Thought Process

The hardest part of this problem for me was understanding it, so I'll explain that a bit. (Note: ^ is the symbol for XOR, & is the symbol for AND)

We are looking for all functions τ such that τ(a, b, c, d, e, f) & τ(b, c, d, e, f, a ^ (b & c)) = 0.

Now in general for a function T with n variables we have 2^n possible inputs (0 or 1 for each variable), and since the outcome of T(a, b, c, .... ) is either 0 or 1, this means in total we have 2^(2^n) possible functions T that can exist, or in our case 2^(2^6).

Simply searching through all τ is clearly infeasible, however notice that (b, c, d, e, f, a ^ (b & c)) is determined by (a, b, c, d, e, f) and what this means is that we can limit our options of τ by finding cycles of tuples. For example one such cycle is (1, 0, 1, 0, 1, 0) -> (0, 1, 0, 1, 0, 1) -> (1, 0, 1, 0, 1, 0).

Simpler Example:

Find the number of 1-input binary truth tables, T, such that T(a) & T(a ^ 1) = 0. Notice that this implies that T(a ^ 1) & T((a ^ 1) ^ 1) = 0, this is where we create a cycle, since if a = 0 then a ^ 1 = 1 then (a ^ 1) ^ 1 = 0 and similarly for a = 1 we get the same cycle. 

1. If T(1) = 1

   1. Then by our definition it must be that T(0) = 0, so this is one function T.

2. If T(1) = 0

   1. By our definition, T(0) can be either 0 or 1, these are 2 new functions T

In total there are 3 functions T which satisfy this simpler example.

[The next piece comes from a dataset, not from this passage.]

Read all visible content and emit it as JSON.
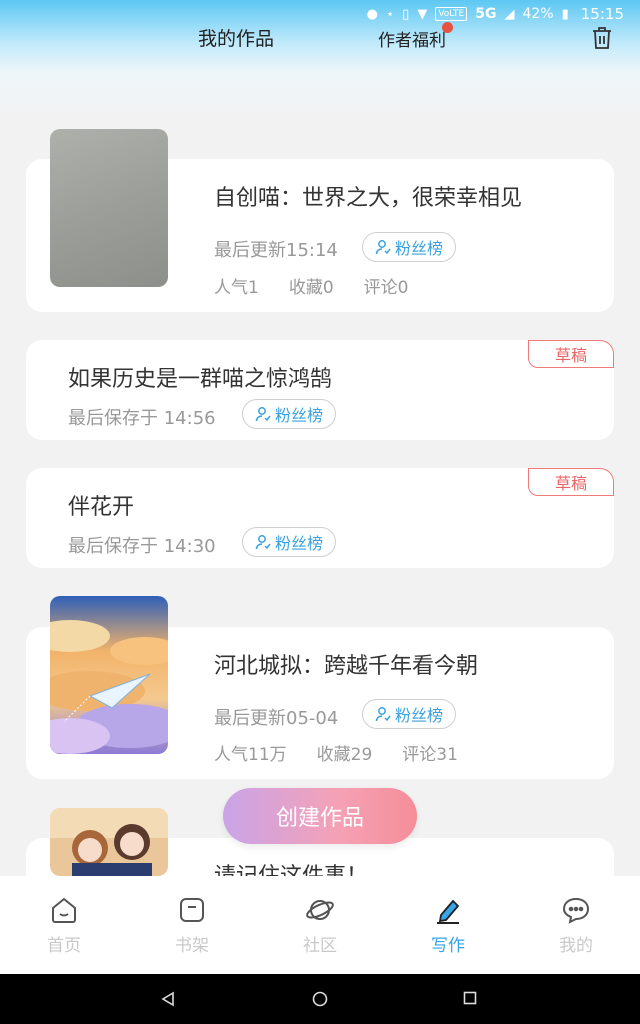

Applying the same logic we find cycles of (a, b, c, d, e, f), the longest cycle has length 46, which means there are still too many τ to test manually, but computing for small examples shows that the number of possible functions for an n length cycles is equal to L(n) denoting the Lucas Numbers which are easily computed from the Fibonacci numbers using L(n) = F(n + 1) + F(n - 1). Since each cycle is independent from each other we just multiply the number of functions satisfying each cycle to get the final answer.